Journée d’étude co-organisée par Anaïs Guilet (MCF Littératures comparées, Université Savoie Mont Blanc) et Corinne Melin (professeure Histoire des arts contemporains et Esthétique, Ecole Supérieure d’Art et de Design des Pyrénées, Pau-Tarbes)
Gardiens de nos nuits posés sur nos tables de chevet, blottis tout près de nous dans les poches de nos vêtements, guides efficaces de tous nos trajets, les téléphones portables dits intelligents / connectés, sont devenus les compagnons de nos vies quotidiennes. En cela, ils modifient fondamentalement notre rapport à l’espace et au temps, et font évoluer nos pratiques cognitives et culturelles et par conséquent nos modes de penser et d’agir. Naturellement, cette omniprésence ne peut manquer d’interpeller artistes, écrivains et cinéastes. Si pour David Shields dans Reality Hunger la littérature est « affamée de réalité », il en est de même pour le cinéma qui cherche à son tour à représenter l’individu en proie à cette hypermodernité que constate Nicole Aubert dans le titre de l’ouvrage qu’elle a dirigé en 2006.
Dans les films qui nous intéresseront, les téléphones intelligents ne constituent pas seulement un objet référentiel.
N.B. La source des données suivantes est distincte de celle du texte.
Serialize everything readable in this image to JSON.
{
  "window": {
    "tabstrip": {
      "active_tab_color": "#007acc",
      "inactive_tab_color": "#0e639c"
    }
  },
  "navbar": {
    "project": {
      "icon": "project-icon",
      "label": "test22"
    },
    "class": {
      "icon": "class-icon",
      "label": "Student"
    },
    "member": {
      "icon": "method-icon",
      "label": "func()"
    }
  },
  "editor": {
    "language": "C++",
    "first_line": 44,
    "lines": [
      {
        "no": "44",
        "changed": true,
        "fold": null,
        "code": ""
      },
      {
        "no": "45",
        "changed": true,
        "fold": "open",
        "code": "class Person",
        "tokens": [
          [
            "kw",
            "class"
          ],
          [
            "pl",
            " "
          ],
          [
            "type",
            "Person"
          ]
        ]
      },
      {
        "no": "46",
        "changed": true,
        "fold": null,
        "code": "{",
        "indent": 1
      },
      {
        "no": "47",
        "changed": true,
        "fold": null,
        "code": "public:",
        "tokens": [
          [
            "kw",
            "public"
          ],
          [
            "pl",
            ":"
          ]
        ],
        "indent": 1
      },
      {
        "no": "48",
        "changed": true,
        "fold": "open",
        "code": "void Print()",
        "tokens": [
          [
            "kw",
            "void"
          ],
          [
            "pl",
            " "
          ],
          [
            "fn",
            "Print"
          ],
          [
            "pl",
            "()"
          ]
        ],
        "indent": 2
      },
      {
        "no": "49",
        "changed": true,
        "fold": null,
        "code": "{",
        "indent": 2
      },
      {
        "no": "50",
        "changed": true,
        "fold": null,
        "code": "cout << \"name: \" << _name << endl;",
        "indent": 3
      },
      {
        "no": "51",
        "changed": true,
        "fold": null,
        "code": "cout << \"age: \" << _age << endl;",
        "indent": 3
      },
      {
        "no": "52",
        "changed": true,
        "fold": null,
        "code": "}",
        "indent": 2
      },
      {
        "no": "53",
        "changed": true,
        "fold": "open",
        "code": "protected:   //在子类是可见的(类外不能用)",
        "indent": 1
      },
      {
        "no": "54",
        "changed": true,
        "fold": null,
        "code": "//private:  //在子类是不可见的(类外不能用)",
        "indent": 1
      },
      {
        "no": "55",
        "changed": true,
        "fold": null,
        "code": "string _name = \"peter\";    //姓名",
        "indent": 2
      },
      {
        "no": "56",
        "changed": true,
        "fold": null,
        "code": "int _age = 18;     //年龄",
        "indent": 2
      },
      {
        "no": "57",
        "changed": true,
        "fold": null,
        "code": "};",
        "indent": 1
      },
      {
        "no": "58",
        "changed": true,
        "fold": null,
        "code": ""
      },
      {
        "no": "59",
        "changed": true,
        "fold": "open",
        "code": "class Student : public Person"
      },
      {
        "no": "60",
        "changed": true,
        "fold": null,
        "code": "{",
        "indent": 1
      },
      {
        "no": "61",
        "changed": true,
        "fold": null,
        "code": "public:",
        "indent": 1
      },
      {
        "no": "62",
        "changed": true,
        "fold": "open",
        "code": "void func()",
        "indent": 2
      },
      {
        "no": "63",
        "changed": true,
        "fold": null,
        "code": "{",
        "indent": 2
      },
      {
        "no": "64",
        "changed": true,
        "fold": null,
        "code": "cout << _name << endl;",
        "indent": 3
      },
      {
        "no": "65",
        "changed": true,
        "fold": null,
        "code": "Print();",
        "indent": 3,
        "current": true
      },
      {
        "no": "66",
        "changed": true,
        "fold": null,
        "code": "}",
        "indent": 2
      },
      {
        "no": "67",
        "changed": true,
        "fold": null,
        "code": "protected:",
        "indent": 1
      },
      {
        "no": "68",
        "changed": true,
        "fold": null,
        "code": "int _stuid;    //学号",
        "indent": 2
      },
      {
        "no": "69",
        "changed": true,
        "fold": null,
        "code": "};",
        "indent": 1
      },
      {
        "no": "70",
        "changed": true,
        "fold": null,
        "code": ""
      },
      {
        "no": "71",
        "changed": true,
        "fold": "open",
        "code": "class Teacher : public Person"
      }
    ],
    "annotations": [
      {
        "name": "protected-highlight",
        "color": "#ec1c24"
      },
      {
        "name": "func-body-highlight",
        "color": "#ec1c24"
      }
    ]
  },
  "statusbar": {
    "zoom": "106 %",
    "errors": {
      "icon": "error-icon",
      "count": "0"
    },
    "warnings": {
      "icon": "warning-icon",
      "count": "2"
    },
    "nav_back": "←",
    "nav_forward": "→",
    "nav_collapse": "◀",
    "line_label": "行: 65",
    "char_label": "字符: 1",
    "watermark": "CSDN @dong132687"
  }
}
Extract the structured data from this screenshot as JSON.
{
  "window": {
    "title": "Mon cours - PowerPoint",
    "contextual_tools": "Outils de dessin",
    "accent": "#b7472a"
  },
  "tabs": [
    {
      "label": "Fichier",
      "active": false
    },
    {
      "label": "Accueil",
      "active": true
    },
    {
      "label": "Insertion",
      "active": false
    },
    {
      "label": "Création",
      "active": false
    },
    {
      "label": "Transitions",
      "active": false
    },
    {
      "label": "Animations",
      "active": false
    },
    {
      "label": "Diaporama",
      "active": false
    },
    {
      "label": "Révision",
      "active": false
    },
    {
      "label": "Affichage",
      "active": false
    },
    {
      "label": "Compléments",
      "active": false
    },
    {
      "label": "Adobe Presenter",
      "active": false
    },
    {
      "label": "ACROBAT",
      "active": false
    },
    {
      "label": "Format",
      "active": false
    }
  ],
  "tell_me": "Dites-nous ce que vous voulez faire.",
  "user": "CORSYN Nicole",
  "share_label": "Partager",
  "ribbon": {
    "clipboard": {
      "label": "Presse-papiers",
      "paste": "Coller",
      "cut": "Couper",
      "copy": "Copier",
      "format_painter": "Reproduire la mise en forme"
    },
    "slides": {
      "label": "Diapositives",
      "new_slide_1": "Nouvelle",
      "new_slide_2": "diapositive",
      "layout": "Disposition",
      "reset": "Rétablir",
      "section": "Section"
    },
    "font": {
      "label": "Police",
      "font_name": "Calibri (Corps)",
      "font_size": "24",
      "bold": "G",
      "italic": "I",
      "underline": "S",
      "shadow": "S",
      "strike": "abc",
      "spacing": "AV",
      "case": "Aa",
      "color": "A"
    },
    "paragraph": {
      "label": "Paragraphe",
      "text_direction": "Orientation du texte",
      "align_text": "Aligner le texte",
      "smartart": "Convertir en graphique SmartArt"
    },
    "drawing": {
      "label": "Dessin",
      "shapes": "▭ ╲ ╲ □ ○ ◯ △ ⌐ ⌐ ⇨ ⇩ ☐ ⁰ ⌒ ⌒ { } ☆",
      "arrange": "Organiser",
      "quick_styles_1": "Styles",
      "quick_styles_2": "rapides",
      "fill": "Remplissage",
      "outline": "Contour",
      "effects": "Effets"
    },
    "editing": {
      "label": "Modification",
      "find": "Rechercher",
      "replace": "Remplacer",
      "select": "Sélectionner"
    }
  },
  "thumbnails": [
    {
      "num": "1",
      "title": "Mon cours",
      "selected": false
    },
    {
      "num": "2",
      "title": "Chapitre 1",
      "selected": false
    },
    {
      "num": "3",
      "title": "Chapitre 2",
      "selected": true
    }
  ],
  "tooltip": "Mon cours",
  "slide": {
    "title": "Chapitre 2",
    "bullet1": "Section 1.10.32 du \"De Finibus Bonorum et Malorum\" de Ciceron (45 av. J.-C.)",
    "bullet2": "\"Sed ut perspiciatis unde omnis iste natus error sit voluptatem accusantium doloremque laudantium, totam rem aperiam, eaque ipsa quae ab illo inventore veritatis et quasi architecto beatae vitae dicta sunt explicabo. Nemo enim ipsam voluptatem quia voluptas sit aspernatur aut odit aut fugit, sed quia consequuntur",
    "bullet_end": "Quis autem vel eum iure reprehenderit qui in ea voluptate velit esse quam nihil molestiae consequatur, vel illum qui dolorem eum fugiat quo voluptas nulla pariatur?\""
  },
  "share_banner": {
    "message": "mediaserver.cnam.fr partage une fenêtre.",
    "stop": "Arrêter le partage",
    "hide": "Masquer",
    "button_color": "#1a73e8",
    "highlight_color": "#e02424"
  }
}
Ils engagent une réflexion approfondie sur les conséquences de l’hypermodernité qu’ils représentent, les affects qu’ils produisent sur l’individu contemporain, son être au monde, sa relation à autrui. Il s’agira pour nous d’étudier comment le cinéma révèle et interroge à quel point le téléphone façonne nos expériences quotidiennes en même temps qu’ils modèlent nos représentations mentales. Si, Michel Chion s’est déjà intéressé à la présence du téléphone au cinéma, le corpus de films qu’il convoque n'inclut que de manière extrêmement marginale, et à travers le prisme de la science-fiction seulement, les enjeux du téléphone portable contemporain. Or, Le « videophone » que manifestait en 1968 Stanley Kubrick dans 2001, L’Odysée de l’espace, n’est plus de l’ordre de l’anticipation, il suffit de regarder alentour.
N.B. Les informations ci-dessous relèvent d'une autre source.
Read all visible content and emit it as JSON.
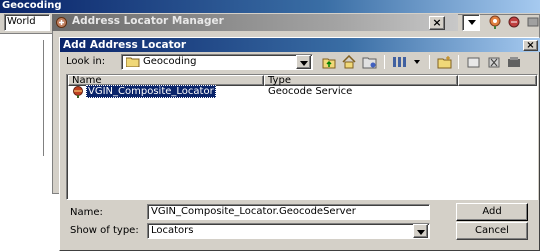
{
  "geocoding_toolbar": {
    "title": "Geocoding",
    "combo_value": "World"
  },
  "locator_manager": {
    "title": "Address Locator Manager"
  },
  "dialog": {
    "title": "Add Address Locator",
    "look_in_label": "Look in:",
    "look_in_value": "Geocoding",
    "columns": [
      "Name",
      "Type"
    ],
    "rows": [
      {
        "name": "VGIN_Composite_Locator",
        "type": "Geocode Service",
        "selected": true,
        "icon": "geocode-service-icon"
      }
    ],
    "name_label": "Name:",
    "name_value": "VGIN_Composite_Locator.GeocodeServer",
    "show_type_label": "Show of type:",
    "show_type_value": "Locators",
    "add_button": "Add",
    "cancel_button": "Cancel",
    "close_glyph": "×"
  },
  "colors": {
    "title_active": "#0a246a",
    "title_active_end": "#a6caf0",
    "face": "#d4d0c8",
    "selection": "#0a246a"
  }
}
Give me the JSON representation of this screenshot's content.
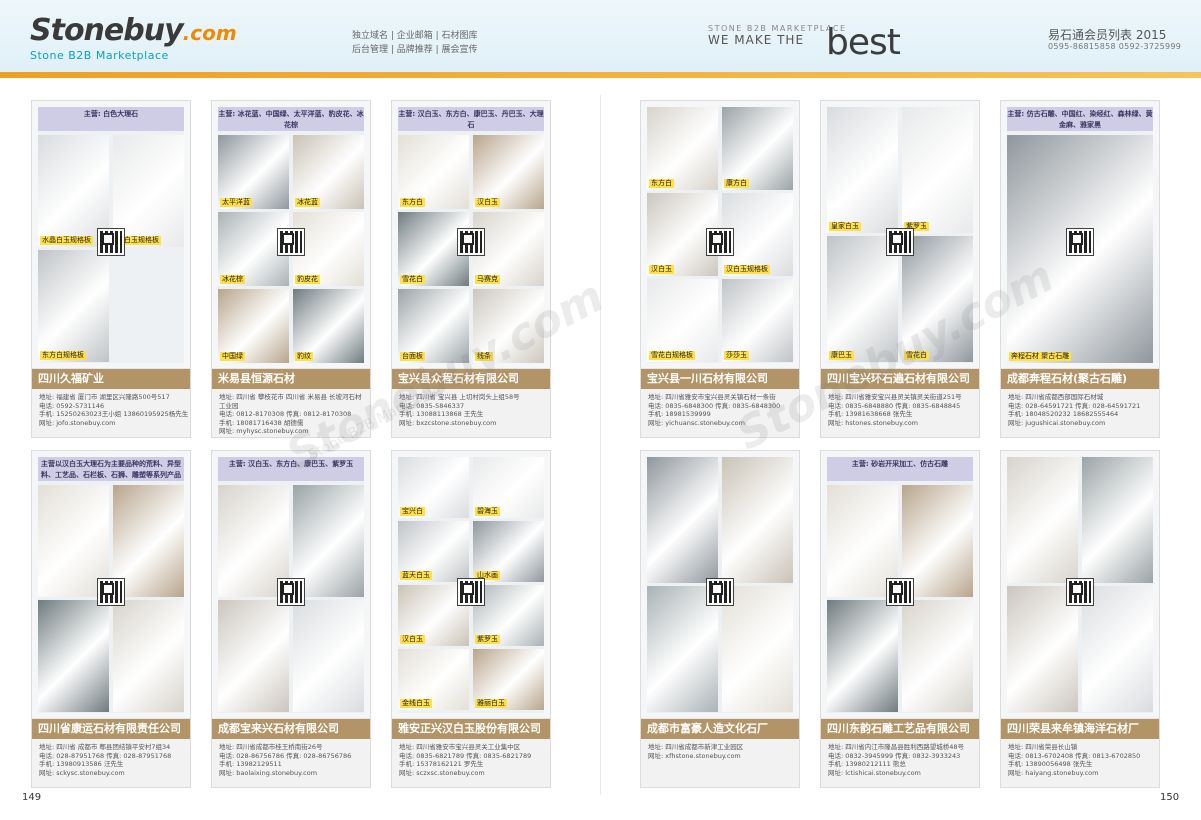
{
  "header": {
    "logo_main": "Stonebuy",
    "logo_dotcom": ".com",
    "logo_sub": "Stone B2B Marketplace",
    "services_line1": "独立域名 | 企业邮箱 | 石材图库",
    "services_line2": "后台管理 | 品牌推荐 | 展会宣传",
    "tag_small": "STONE B2B MARKETPLACE",
    "tag_we": "WE MAKE THE",
    "tag_best": "best",
    "member_title": "易石通会员列表 2015",
    "member_phones": "0595-86815858   0592-3725999"
  },
  "pages": {
    "left": "149",
    "right": "150"
  },
  "watermark": "Stonebuy.com",
  "watermark_sub": "Stone B2B Marketplace",
  "colors": {
    "accent_orange": "#f0a020",
    "company_bar": "#b39466",
    "banner": "#cfcde6"
  },
  "cards": [
    {
      "main": "主营: 白色大理石",
      "name": "四川久福矿业",
      "tiles": [
        "水晶白玉规格板",
        "汉白玉规格板",
        "东方白规格板"
      ],
      "details": [
        "地址: 福建省 厦门市 湖里区兴隆路500号517",
        "电话: 0592-5731146",
        "手机: 15250263023王小姐 13860195925杨先生",
        "网址: jofo.stonebuy.com"
      ]
    },
    {
      "main": "主营: 冰花蓝、中国绿、太平洋蓝、豹皮花、冰花棕",
      "name": "米易县恒源石材",
      "tiles": [
        "太平洋蓝",
        "冰花蓝",
        "冰花棕",
        "豹皮花",
        "中国绿",
        "豹纹"
      ],
      "details": [
        "地址: 四川省 攀枝花市 四川省 米易县 长坡河石材",
        "工业园",
        "电话: 0812-8170308  传真: 0812-8170308",
        "手机: 18081716438 胡德儒",
        "网址: myhysc.stonebuy.com"
      ]
    },
    {
      "main": "主营: 汉白玉、东方白、康巴玉、丹巴玉、大理石",
      "name": "宝兴县众程石材有限公司",
      "tiles": [
        "东方白",
        "汉白玉",
        "雪花白",
        "马赛克",
        "台面板",
        "线条"
      ],
      "details": [
        "地址: 四川省 宝兴县 上切村岗头上组58号",
        "电话: 0835-5846337",
        "手机: 13088113868 王先生",
        "网址: bxzcstone.stonebuy.com"
      ]
    },
    {
      "main": "",
      "name": "宝兴县一川石材有限公司",
      "tiles": [
        "东方白",
        "康方白",
        "汉白玉",
        "汉白玉规格板",
        "雪花白规格板",
        "莎莎玉"
      ],
      "details": [
        "地址: 四川省雅安市宝兴县灵关镇石材一条街",
        "电话: 0835-6848300  传真: 0835-6848300",
        "手机: 18981539999",
        "网址: yichuansc.stonebuy.com"
      ]
    },
    {
      "main": "",
      "name": "四川宝兴环石遍石材有限公司",
      "tiles": [
        "皇家白玉",
        "紫罗玉",
        "康巴玉",
        "雪花白"
      ],
      "details": [
        "地址: 四川省雅安宝兴县灵关镇灵关街道251号",
        "电话: 0835-6848880  传真: 0835-6848845",
        "手机: 13981638668 张先生",
        "网址: hstones.stonebuy.com"
      ]
    },
    {
      "main": "主营: 仿古石雕、中国红、染经红、森林绿、黄金麻、雅家黑",
      "name": "成都奔程石材(聚古石雕)",
      "tiles": [
        "奔程石材 聚古石雕"
      ],
      "details": [
        "地址: 四川省成都西部国际石材城",
        "电话: 028-64591721  传真: 028-64591721",
        "手机: 18048520232  18682555464",
        "网址: jugushicai.stonebuy.com"
      ]
    },
    {
      "main": "主营以汉白玉大理石为主要品种的荒料、异型料、工艺品、石栏板、石狮、雕塑等系列产品",
      "name": "四川省康运石材有限责任公司",
      "tiles": [],
      "details": [
        "地址: 四川省 成都市 郫县团结镇平安村7组34",
        "电话: 028-87951768  传真: 028-87951768",
        "手机: 13980913586 汪先生",
        "网址: sckysc.stonebuy.com"
      ]
    },
    {
      "main": "主营: 汉白玉、东方白、康巴玉、紫罗玉",
      "name": "成都宝来兴石材有限公司",
      "tiles": [],
      "details": [
        "地址: 四川省成都市桂王桥南街26号",
        "电话: 028-86756786  传真: 028-86756786",
        "手机: 13982129511",
        "网址: baolaixing.stonebuy.com"
      ]
    },
    {
      "main": "",
      "name": "雅安正兴汉白玉股份有限公司",
      "tiles": [
        "宝兴白",
        "碧海玉",
        "蓝天白玉",
        "山水画",
        "汉白玉",
        "紫罗玉",
        "金线白玉",
        "雅丽白玉"
      ],
      "details": [
        "地址: 四川省雅安市宝兴县灵关工业集中区",
        "电话: 0835-6821789  传真: 0835-6821789",
        "手机: 15378162121 罗先生",
        "网址: sczxsc.stonebuy.com"
      ]
    },
    {
      "main": "",
      "name": "成都市富豪人造文化石厂",
      "tiles": [],
      "details": [
        "地址: 四川省成都市新津工业园区",
        "网址: xfhstone.stonebuy.com"
      ]
    },
    {
      "main": "主营: 砂岩开采加工、仿古石雕",
      "name": "四川东韵石雕工艺品有限公司",
      "tiles": [],
      "details": [
        "地址: 四川省内江市隆昌县胜利西路望城桥48号",
        "电话: 0832-3945999  传真: 0832-3933243",
        "手机: 13980212111 熊总",
        "网址: lctishicai.stonebuy.com"
      ]
    },
    {
      "main": "",
      "name": "四川荣县来牟镇海洋石材厂",
      "tiles": [],
      "details": [
        "地址: 四川省荣县长山镇",
        "电话: 0813-6702408  传真: 0813-6702850",
        "手机: 13890056498 张先生",
        "网址: haiyang.stonebuy.com"
      ]
    }
  ]
}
Les films qui constitueront notre corpus devront être sortis post 2007 et le téléphone devra y tenir « le rôle principal », être la source du déploiement narratif. Il s’agira au travers de ce corpus de saisir les représentations singulières, dans le cinéma contemporain (post-2007), des téléphones intelligents, lesquels possèdent la spécificité de permettre à leurs usagers d’être mobiles, connectés et proposent comme interface un autre écran. Ce nouvel écran --dont on peut se demander s’il concurrence celui du cinéma-- s’impose comme un nouveau lieu de réflexivité par la mise en abyme écranique qui lui préside. Dans un même temps, il constitue une fenêtre sur un hors-champ inédit pour le cinéma, tant sur le plan esthétique que sur les enjeux philosophique, sociologique voire anthropologique, auxquels son « usage narratif » renvoie. Le cinéma le démontre bien, la banalité et la familiarité des téléphones intelligents/connectés, sont aussi trompeuses que pleines des récits à venir sur les imaginaires associés à ses représentations.
La journée d’étude aura lieu le 21 mars 2019 à l’université Savoie Mont Blanc, Chambéry. Elle est organisée par le laboratoire LLSETI et l’ESAP.